Healthcare professionals owe you as a patient a duty of care. This means they have to carry out their work to a certain standard. Most healthcare professionals act diligently and competently. However, mistakes can happen, and these mistakes can be negligent.
If a healthcare professional negligently makes an error that causes you harm or injury, you may be entitled to compensation for their negligence. The general law surrounding negligence is outlined in the Civil Law (Wrongs) Act 2002 (ACT). To have a successful claim in medical negligence you would have to prove that the conduct of the healthcare professional was negligent and this negligence caused the injury, loss or damage you are suffering.
Examples of medical negligence may include:
- A failure or delay in diagnosing a condition;
- A failure or delay in providing appropriate treatment or referral for a condition;
- A failure to perform surgery at an appropriate level of skill; and
- A failure to correctly report on test results.

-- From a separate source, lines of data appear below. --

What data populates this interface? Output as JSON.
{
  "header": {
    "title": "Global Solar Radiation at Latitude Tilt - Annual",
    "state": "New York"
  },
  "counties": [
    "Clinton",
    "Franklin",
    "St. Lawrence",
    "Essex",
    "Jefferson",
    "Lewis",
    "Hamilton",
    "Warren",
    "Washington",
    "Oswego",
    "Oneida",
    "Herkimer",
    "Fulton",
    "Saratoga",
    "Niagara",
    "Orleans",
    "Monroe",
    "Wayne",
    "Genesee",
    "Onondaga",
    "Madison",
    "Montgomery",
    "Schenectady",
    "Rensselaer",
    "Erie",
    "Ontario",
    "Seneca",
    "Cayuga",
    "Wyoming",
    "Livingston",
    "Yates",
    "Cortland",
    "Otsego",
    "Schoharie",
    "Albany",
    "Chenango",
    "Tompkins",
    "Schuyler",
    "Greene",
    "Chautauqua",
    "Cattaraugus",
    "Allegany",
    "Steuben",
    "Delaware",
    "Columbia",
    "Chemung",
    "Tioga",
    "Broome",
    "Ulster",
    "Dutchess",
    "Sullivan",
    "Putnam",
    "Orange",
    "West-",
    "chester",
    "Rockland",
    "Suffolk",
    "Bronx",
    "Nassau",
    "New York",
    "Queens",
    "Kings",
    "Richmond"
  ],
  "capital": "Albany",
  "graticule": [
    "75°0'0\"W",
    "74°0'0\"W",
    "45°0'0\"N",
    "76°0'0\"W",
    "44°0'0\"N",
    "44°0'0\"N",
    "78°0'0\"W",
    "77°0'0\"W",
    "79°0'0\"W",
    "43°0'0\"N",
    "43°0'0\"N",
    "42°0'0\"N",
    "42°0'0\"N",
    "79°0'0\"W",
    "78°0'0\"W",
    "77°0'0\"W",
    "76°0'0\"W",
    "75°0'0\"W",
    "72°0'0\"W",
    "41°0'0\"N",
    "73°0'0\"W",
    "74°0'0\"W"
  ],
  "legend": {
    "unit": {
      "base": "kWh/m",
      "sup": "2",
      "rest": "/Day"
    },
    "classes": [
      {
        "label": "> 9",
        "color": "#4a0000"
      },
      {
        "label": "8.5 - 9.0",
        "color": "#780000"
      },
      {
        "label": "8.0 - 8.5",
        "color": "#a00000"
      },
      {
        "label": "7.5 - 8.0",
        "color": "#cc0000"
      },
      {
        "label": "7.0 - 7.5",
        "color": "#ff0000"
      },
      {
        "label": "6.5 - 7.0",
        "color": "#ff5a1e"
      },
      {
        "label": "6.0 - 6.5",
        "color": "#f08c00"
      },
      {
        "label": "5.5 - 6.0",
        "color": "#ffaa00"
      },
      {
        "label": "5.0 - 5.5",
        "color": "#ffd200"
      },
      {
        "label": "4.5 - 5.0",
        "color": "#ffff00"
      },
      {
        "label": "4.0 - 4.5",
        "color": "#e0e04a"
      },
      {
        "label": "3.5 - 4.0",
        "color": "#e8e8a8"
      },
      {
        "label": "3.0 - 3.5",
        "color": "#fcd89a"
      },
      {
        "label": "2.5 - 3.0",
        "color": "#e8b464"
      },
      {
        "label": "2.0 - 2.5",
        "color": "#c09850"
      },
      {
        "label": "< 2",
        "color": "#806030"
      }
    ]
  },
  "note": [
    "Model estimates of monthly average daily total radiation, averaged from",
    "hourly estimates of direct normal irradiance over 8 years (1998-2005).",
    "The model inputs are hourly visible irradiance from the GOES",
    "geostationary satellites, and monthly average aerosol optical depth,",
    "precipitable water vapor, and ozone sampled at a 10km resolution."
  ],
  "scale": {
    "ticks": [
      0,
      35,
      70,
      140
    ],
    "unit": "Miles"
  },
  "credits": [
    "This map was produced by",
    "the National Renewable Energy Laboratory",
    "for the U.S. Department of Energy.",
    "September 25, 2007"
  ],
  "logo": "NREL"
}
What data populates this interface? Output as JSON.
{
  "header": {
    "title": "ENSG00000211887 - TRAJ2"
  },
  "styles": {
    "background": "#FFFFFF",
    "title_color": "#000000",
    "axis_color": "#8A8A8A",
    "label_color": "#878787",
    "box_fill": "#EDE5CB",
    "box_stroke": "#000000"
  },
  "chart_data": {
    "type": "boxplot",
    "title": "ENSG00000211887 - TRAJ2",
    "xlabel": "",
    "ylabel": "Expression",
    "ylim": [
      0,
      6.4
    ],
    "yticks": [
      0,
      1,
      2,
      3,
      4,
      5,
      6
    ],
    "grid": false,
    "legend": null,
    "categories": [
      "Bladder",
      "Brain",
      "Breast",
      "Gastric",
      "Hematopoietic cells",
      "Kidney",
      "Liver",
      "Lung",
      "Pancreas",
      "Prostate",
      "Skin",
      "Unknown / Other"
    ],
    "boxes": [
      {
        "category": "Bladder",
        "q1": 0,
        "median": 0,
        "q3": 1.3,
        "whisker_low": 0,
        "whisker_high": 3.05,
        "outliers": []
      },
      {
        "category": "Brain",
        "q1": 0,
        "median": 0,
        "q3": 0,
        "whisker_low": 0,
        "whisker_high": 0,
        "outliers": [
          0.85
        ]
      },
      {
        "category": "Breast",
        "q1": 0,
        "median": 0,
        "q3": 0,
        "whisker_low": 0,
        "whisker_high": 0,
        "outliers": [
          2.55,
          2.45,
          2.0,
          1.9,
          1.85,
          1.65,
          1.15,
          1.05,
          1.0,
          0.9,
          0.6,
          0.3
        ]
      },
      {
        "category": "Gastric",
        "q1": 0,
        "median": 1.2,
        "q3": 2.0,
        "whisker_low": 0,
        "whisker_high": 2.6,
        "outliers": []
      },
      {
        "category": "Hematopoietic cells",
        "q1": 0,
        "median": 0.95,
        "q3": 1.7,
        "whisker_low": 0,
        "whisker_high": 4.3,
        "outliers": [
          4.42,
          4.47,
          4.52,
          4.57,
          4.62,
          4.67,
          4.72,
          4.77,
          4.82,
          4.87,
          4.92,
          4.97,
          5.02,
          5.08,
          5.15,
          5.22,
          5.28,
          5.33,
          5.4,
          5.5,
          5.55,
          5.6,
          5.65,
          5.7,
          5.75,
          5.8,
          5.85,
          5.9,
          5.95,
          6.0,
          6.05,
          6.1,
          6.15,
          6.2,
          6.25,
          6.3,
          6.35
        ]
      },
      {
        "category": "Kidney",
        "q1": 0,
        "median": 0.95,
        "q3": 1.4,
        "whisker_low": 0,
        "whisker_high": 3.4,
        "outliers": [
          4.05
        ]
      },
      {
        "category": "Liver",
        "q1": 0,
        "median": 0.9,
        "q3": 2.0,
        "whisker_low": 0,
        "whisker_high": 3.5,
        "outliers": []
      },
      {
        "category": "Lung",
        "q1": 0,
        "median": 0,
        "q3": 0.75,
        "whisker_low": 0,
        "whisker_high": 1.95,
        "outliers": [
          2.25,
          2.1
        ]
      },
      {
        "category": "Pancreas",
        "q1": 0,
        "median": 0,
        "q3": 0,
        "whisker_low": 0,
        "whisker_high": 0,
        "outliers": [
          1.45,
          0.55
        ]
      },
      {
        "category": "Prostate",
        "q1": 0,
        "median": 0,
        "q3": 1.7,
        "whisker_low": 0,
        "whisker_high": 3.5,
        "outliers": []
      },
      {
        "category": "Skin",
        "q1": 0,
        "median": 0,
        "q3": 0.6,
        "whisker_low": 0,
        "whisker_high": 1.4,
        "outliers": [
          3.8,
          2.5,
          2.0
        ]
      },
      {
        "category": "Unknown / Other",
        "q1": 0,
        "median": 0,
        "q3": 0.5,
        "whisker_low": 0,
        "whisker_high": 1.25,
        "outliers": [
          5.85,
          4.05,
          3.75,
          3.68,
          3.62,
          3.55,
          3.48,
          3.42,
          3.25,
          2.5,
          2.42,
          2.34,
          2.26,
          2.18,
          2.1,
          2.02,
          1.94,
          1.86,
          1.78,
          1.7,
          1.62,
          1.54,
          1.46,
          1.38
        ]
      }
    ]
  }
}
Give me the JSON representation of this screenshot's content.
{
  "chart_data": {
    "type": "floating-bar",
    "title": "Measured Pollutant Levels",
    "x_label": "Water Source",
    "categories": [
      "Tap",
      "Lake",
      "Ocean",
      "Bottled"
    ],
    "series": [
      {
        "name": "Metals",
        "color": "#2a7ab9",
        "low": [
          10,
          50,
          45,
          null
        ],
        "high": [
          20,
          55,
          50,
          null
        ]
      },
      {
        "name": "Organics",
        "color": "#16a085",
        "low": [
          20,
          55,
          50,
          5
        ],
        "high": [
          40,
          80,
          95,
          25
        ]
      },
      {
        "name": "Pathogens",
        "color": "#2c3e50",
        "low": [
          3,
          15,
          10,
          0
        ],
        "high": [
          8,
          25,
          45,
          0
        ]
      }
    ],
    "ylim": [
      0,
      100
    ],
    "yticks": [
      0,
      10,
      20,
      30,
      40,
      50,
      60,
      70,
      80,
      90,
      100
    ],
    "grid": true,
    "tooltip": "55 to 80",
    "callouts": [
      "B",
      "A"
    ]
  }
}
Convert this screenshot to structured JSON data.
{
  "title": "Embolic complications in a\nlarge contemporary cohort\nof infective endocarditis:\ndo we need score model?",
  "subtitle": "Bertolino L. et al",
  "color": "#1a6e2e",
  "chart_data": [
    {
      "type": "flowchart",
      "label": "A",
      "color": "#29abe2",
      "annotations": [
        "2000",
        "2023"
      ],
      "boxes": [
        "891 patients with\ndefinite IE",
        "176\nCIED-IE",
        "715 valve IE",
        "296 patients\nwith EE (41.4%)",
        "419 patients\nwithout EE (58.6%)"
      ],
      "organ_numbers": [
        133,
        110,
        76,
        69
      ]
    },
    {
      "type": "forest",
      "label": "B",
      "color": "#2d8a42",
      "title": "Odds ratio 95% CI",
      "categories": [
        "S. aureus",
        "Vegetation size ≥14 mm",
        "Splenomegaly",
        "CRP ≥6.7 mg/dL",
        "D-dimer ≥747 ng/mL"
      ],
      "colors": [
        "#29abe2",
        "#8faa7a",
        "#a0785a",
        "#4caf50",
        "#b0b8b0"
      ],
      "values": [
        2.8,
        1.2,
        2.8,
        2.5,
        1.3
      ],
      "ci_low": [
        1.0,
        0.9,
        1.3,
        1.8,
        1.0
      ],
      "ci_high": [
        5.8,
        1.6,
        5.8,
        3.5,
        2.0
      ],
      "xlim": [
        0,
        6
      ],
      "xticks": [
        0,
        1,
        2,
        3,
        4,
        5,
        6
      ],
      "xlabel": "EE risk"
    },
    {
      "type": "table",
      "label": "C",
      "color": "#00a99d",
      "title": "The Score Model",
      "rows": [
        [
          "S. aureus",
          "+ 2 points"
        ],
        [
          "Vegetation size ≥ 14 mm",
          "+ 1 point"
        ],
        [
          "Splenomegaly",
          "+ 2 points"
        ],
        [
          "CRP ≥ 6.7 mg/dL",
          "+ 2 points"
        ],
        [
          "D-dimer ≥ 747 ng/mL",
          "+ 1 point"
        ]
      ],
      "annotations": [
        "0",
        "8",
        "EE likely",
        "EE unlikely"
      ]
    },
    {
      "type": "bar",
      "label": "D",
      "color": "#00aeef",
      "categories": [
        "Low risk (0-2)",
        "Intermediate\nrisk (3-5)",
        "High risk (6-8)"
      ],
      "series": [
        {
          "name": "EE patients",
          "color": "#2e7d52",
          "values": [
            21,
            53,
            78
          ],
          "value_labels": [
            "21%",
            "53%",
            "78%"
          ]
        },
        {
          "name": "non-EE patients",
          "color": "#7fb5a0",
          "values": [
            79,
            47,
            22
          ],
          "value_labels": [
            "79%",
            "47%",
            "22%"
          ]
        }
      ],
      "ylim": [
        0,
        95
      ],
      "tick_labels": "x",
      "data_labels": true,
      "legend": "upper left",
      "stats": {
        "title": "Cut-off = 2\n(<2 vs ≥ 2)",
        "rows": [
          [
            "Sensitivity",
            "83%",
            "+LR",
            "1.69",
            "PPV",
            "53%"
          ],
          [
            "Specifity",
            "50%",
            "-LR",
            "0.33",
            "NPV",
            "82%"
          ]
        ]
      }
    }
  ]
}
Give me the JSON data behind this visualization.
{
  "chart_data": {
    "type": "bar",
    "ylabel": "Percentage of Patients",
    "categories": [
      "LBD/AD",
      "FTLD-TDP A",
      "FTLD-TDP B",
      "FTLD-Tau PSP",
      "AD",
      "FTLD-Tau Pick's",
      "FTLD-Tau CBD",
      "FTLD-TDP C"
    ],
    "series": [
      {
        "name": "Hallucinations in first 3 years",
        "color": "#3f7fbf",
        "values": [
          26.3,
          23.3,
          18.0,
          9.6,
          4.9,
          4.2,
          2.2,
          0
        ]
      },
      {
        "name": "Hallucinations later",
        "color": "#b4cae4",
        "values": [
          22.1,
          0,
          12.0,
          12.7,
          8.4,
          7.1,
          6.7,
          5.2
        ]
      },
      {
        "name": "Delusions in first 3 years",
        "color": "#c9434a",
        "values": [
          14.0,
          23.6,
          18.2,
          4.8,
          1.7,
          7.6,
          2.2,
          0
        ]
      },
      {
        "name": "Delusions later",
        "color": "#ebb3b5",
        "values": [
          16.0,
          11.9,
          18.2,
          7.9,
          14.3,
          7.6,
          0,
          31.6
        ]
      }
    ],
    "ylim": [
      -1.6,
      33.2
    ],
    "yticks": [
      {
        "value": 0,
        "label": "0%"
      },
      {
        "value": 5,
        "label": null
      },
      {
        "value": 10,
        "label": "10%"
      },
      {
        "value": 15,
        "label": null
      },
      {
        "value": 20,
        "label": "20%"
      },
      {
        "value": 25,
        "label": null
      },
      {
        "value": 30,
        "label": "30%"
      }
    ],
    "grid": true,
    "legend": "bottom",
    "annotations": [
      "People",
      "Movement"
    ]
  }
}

Due to its specialist nature, the law relating to medical negligence is complex and requires significant investigations and expert medical opinion. You should seek the advice of a lawyer before pursuing such a claim.
Medical negligence claims have strict time limits, outlined in the Limitations Act 1985 (ACT). Generally, a claim in medical negligence must be bought within three years of the injury claimed occurring. For diseases and disorders that do not show symptoms immediately, you have three years from the date you become aware of the injury and its origin. Outside of this limitation period, you will generally be unable to bring a claim, so it is vitally important that you act quickly if you suspect you have suffered from medical negligence.
There is an additional requirement that you must send a written notice to the people or organisations that you are making the claim against to inform them that you intend to pursue proceedings. Time limits also apply to the sending of these notices.
Before pursuing a claim in medical negligence, you should speak to a lawyer. Many firms that specialise in medical negligence claims offer their services on a ‘no win no fee’ basis, which means that you can seek an initial consultation as to prospects without cost.
The Law Society can help you find a private lawyer or refer you to pro bono services that can assist with your matter. Please note that the ACT Law Society’s Pro Bono Clearing House will not accept medical negligence applicants.